NASA’s Curiosity Mars rover is now performing Sol 2768 tasks.

Reports Sean Czarnecki, a planetary geologist at Arizona State University in Tempe, Curiosity is at the “Glasgow” drill site, and preparing to deliver more sample material from Glasgow to the rover’s Sample Analysis at Mars (SAM) Instrument Suite in the near future.

Curiosity Mast Camera Left Sol 2765 May 17, 2020.
Credit: NASA/JPL-Caltech/MSS

Take a break

“The SAM analysis will use a lot of power, so we’re limiting our power use in this plan to let the batteries charge up,” Czarnecki adds. “Even the most curious field geologists have to take a break every day to eat lunch and Curiosity does the same, although with a considerably more energy dense meal! But just like a geologist on lunch break, Curiosity is still making some useful science observations of the surrounding rocks!”

Czarnecki explains that the rover’s Mastcam will take stereo images of “Western Butte,” then its Chemistry and Camera (ChemCam) will measure the geochemistry of “Loch Olabhat 2” followed by a Mastcam image of this target.

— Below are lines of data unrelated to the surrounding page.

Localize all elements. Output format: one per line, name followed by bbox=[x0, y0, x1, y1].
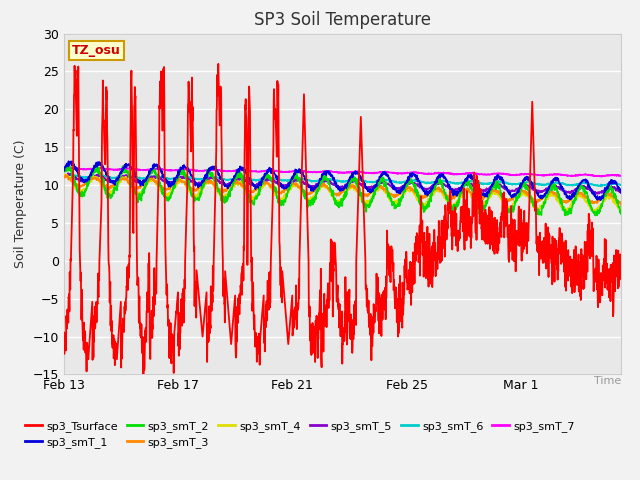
Y-axis label: Soil Temperature (C): Soil Temperature (C) bbox=[14, 140, 28, 268]
Title: SP3 Soil Temperature: SP3 Soil Temperature bbox=[254, 11, 431, 29]
Text: TZ_osu: TZ_osu bbox=[72, 44, 121, 57]
Legend: sp3_Tsurface, sp3_smT_1, sp3_smT_2, sp3_smT_3, sp3_smT_4, sp3_smT_5, sp3_smT_6, : sp3_Tsurface, sp3_smT_1, sp3_smT_2, sp3_… bbox=[25, 421, 575, 448]
Text: Time: Time bbox=[593, 376, 621, 386]
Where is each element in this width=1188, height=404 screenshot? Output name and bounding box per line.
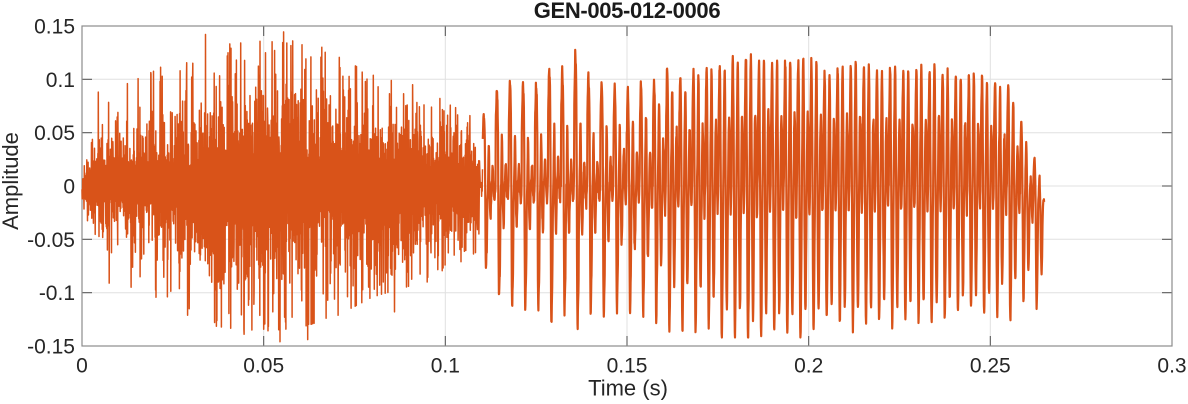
svg-text:0.3: 0.3: [1157, 355, 1186, 378]
svg-text:0.15: 0.15: [607, 355, 648, 378]
svg-text:0: 0: [76, 355, 88, 378]
svg-text:0.2: 0.2: [794, 355, 823, 378]
svg-text:GEN-005-012-0006: GEN-005-012-0006: [534, 0, 721, 23]
svg-text:-0.1: -0.1: [39, 282, 75, 305]
svg-text:0.25: 0.25: [970, 355, 1011, 378]
svg-text:0.15: 0.15: [34, 16, 75, 39]
svg-text:0.1: 0.1: [431, 355, 460, 378]
svg-text:-0.15: -0.15: [27, 336, 75, 359]
svg-text:0.1: 0.1: [46, 69, 75, 92]
svg-text:0.05: 0.05: [243, 355, 284, 378]
svg-text:0: 0: [63, 176, 75, 199]
svg-text:-0.05: -0.05: [27, 229, 75, 252]
svg-text:Amplitude: Amplitude: [0, 132, 23, 230]
svg-text:0.05: 0.05: [34, 122, 75, 145]
svg-text:Time (s): Time (s): [588, 376, 668, 401]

In the background, the rover’s Radiation Assessment Detector (RAD), Dynamic Albedo of Neutrons (DAN) and Rover Environmental Monitoring Station (REMS) will continue to monitor the environmental characteristics of the robot’s current location.

Getting it ready

In an earlier report, Fred Calef, a planetary geologist at NASA’s Jet Propulsion Laboratory, notes that, after a successful SAM preconditioning (rover-speak for “getting it ready”), the rover delivered some “Glasgow” drill sample into the instrument.

“The first experiment will be an ‘evolved gas’ one. This is where we bake the rocks causing them to release gases from within the minerals in the sediments. These gases will be flowed to two of the three instruments which make up SAM (a mass spectrometer and tunable laser spectrometer) to measure the composition of the gas. The temperature at which gases are released gives us further insight into the composition of the sample, and allows scientists to look at how water is stored within minerals,” Calef adds.

Curiosity Chemistry & Camera Remote Micro-Imaging (RMI) camera photo taken on Sol 2767, May 19, 2020.
Credit: NASA/JPL-Caltech/LANL

Mineral flavors

“Since the rover didn’t have a whole lot of power, and SAM is energy intensive, we only had a few other observations,” Calef explains.

A large Mastcam mosaic was taken on the first sol covering the Greenheugh pediment as well as other Mastcam imaging for looking at dust in the air (line-of-sight extinction and solar tau) and a ChemCam passive sky observation.

Concludes Calef: “Looking forward to seeing what mineral ‘flavors’ we find!”